CCE Theses and Dissertations

Date of Award

2019

Document Type

Dissertation

Degree Name

Doctor of Philosophy (PhD)

Department

College of Computing and Engineering

Advisor

Martha M. Snyder

Committee Member

Laurie P. Dringus

Committee Member

Timothy Ellis

Abstract

Learning design competency frameworks published by professional organizations, exist for typical instructional design efforts. However, a review of literature revealed a lack of frameworks available for the creation of complex learning designs (CLDs). The goal of this research was to develop a competency framework for the creation of CLDs. Quantitative and qualitative methods were employed in the four phases of the design and development research approach In phase one, a survey based on the Educational Technology Multimedia Competency Survey (ETMCS) was sent to instructional designers who self-reported as having experience creating CLDs. The purpose of phase one was to identify competencies that instructional designers felt were most important to the creation of complex, technology-mediated learning designs.
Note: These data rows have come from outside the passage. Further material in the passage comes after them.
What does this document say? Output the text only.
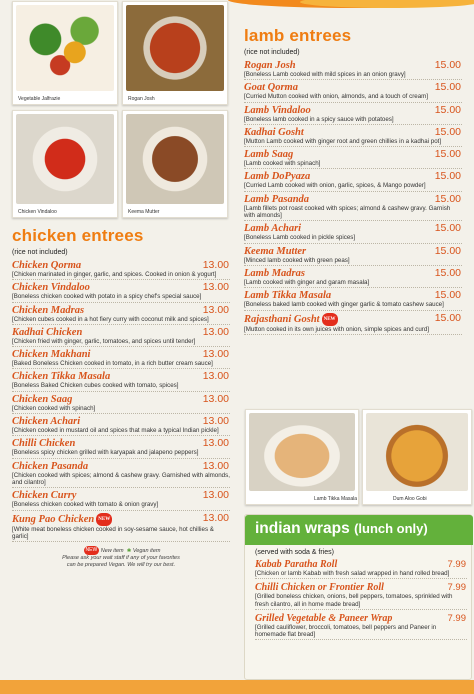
Vegetable Jalfrazie	Rogan Josh
Chicken Vindaloo	Keema Mutter
Lamb Tikka Masala	Dum Aloo Gobi
chicken entrees
(rice not included)
Chicken Qorma	13.00
[Chicken marinated in ginger, garlic, and spices. Cooked in onion & yogurt]
Chicken Vindaloo	13.00
[Boneless chicken cooked with potato in a spicy chef's special sauce]
Chicken Madras	13.00
[Chicken cubes cooked in a hot fiery curry with coconut milk and spices]
Kadhai Chicken	13.00
[Chicken fried with ginger, garlic, tomatoes, and spices until tender]
Chicken Makhani	13.00
[Baked Boneless Chicken cooked in tomato, in a rich butter cream sauce]
Chicken Tikka Masala	13.00
[Boneless Baked Chicken cubes cooked with tomato, spices]
Chicken Saag	13.00
[Chicken cooked with spinach]
Chicken Achari	13.00
[Chicken cooked in mustard oil and spices that make a typical Indian pickle]
Chilli Chicken	13.00
[Boneless spicy chicken grilled with karyapak and jalapeno peppers]
Chicken Pasanda	13.00
[Chicken cooked with spices; almond & cashew gravy. Garnished with almonds, and cilantro]
Chicken Curry	13.00
[Boneless chicken cooked with tomato & onion gravy]
Kung Pao Chicken NEW	13.00
[White meat boneless chicken cooked in soy-sesame sauce, hot chillies & garlic]
NEW New item ❀ Vegan item
Please ask your wait staff if any of your favorites
can be prepared Vegan. We will try our best.
lamb entrees
(rice not included)
Rogan Josh	15.00
[Boneless Lamb cooked with mild spices in an onion gravy]
Goat Qorma	15.00
[Curried Mutton cooked with onion, almonds, and a touch of cream]
Lamb Vindaloo	15.00
[Boneless lamb cooked in a spicy sauce with potatoes]
Kadhai Gosht	15.00
[Mutton Lamb cooked with ginger root and green chillies in a kadhai pot]
Lamb Saag	15.00
[Lamb cooked with spinach]
Lamb DoPyaza	15.00
[Curried Lamb cooked with onion, garlic, spices, & Mango powder]
Lamb Pasanda	15.00
[Lamb fillets pot roast cooked with spices; almond & cashew gravy. Garnish with almonds]
Lamb Achari	15.00
[Boneless Lamb cooked in pickle spices]
Keema Mutter	15.00
[Minced lamb cooked with green peas]
Lamb Madras	15.00
[Lamb cooked with ginger and garam masala]
Lamb Tikka Masala	15.00
[Boneless baked lamb cooked with ginger garlic & tomato cashew sauce]
Rajasthani Gosht NEW	15.00
[Mutton cooked in its own juices with onion, simple spices and curd]
indian wraps (lunch only)
(served with soda & fries)
Kabab Paratha Roll	7.99
[Chicken or lamb Kabab with fresh salad wrapped in hand rolled bread]
Chilli Chicken or Frontier Roll	7.99
[Grilled boneless chicken, onions, bell peppers, tomatoes, sprinkled with fresh cilantro, all in home made bread]
Grilled Vegetable & Paneer Wrap	7.99
[Grilled cauliflower, broccoli, tomatoes, bell peppers and Paneer in homemade flat bread]
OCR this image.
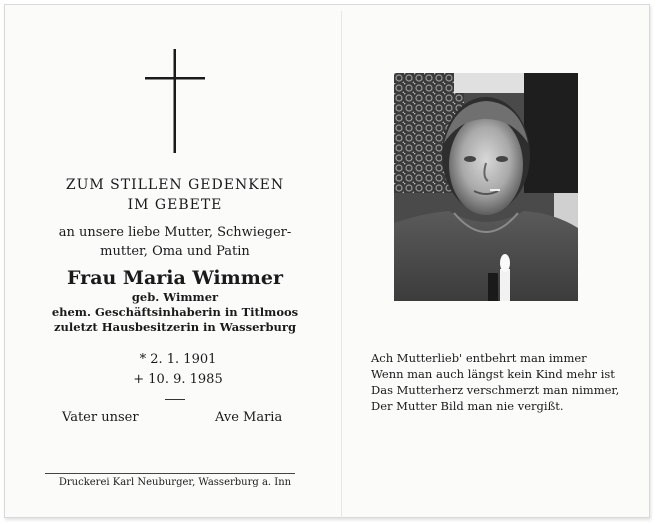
ZUM STILLEN GEDENKEN
IM GEBETE
an unsere liebe Mutter, Schwieger-
mutter, Oma und Patin
Frau Maria Wimmer
geb. Wimmer
ehem. Geschäftsinhaberin in Titlmoos
zuletzt Hausbesitzerin in Wasserburg
* 2. 1. 1901
+ 10. 9. 1985
Vater unser	Ave Maria
Druckerei Karl Neuburger, Wasserburg a. Inn
Ach Mutterlieb' entbehrt man immer
Wenn man auch längst kein Kind mehr ist
Das Mutterherz verschmerzt man nimmer,
Der Mutter Bild man nie vergißt.
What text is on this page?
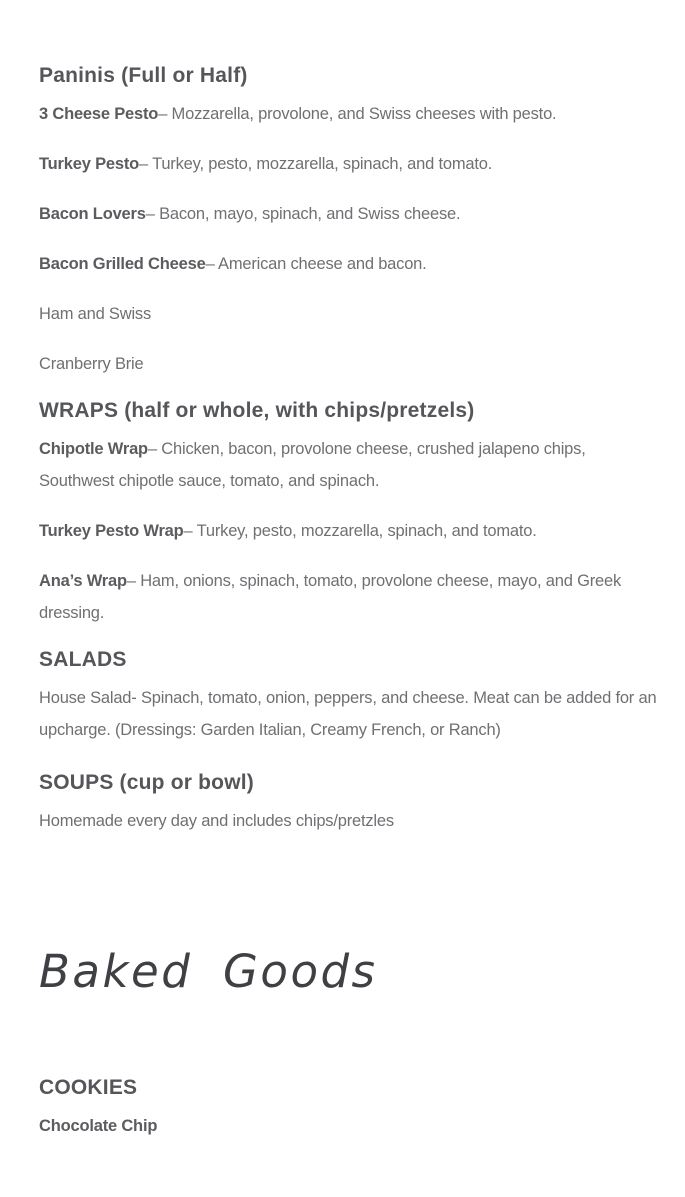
Paninis (Full or Half)

3 Cheese Pesto– Mozzarella, provolone, and Swiss cheeses with pesto.

Turkey Pesto– Turkey, pesto, mozzarella, spinach, and tomato.

Bacon Lovers– Bacon, mayo, spinach, and Swiss cheese.

Bacon Grilled Cheese– American cheese and bacon.

Ham and Swiss

Cranberry Brie

WRAPS (half or whole, with chips/pretzels)

Chipotle Wrap– Chicken, bacon, provolone cheese, crushed jalapeno chips, Southwest chipotle sauce, tomato, and spinach.

Turkey Pesto Wrap– Turkey, pesto, mozzarella, spinach, and tomato.

Ana’s Wrap– Ham, onions, spinach, tomato, provolone cheese, mayo, and Greek dressing.

SALADS

House Salad- Spinach, tomato, onion, peppers, and cheese. Meat can be added for an upcharge. (Dressings: Garden Italian, Creamy French, or Ranch)

SOUPS (cup or bowl)

Homemade every day and includes chips/pretzles

Baked Goods
COOKIES

Chocolate Chip
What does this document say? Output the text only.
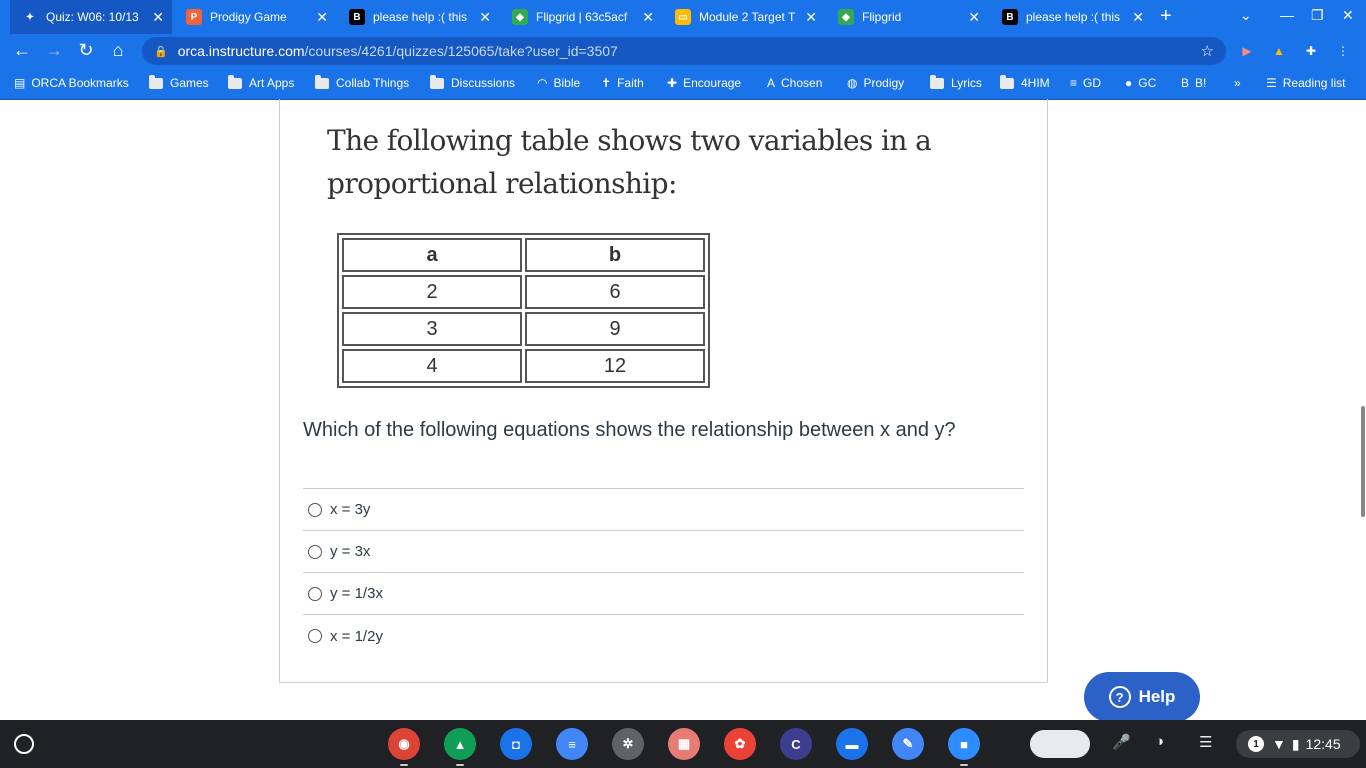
✦ Quiz: W06: 10/13 ✕	P	Prodigy Game	✕	B	please help :( this ✕	◆	Flipgrid | 63c5acf	✕	▭ Module 2 Target T ✕	◆	Flipgrid	✕	B	please help :( this ✕ +	⌄ — ❐ ✕
← → ↻	⌂	🔒 orca.instructure.com /courses/4261/quizzes/125065/take?user_id=3507	☆	▶	▲	✚	⋮
▤ ORCA Bookmarks	Games	Art Apps	Collab Things	Discussions ◠ Bible ✝ Faith ✚ Encourage A Chosen ◍ Prodigy	Lyrics	4HIM ≡ GD ● GC B B! » ☰ Reading list
The following table shows two variables in a proportional relationship:
a	b
2	6
3	9
4	12
Which of the following equations shows the relationship between x and y?
x = 3y
y = 3x
y = 1/3x
x = 1/2y
? Help
◉	▲	◘	≡	✲	▦	✿	C	▬	✎	■	🎤 ◑ ☰	1 ▼ ▮ 12:45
The preliminary CLD framework was constructed during phase two, based on analysis of the ETMCS survey results. Measures of central tendency were used to identify competencies considered essential and desirable. Additionally, competencies were categorized into seven domains In phase three, semi-structured interviews were conducted with a subset of survey participants. The purpose was to gain deeper insight into the participant’s perception of the design complexities involved with each of the competencies included in the preliminary framework. In phase four, the preliminary framework was internally validated using an expert panel employing the Delphi method to build consensus. Three rounds were required to achieve consensus on all competencies within the framework. This consensus resulted in 79 competencies including 30 essential and 49 desirable competencies from the set identified as the preliminary framework during phase two.

Several conclusions emerged from the creation of this framework. Though technology is often a trigger for many types of CLDs, specific technologies are certainly desirable, but not essential. The research also revealed that communication and collaboration competencies are almost universally essential due to the complexity of the designs which typically necessitates the formation of multi-discipline teams. Without these competencies, the team’s cross-profession effectiveness is often hindered due to differences in terminology, processes, and team member geographic location.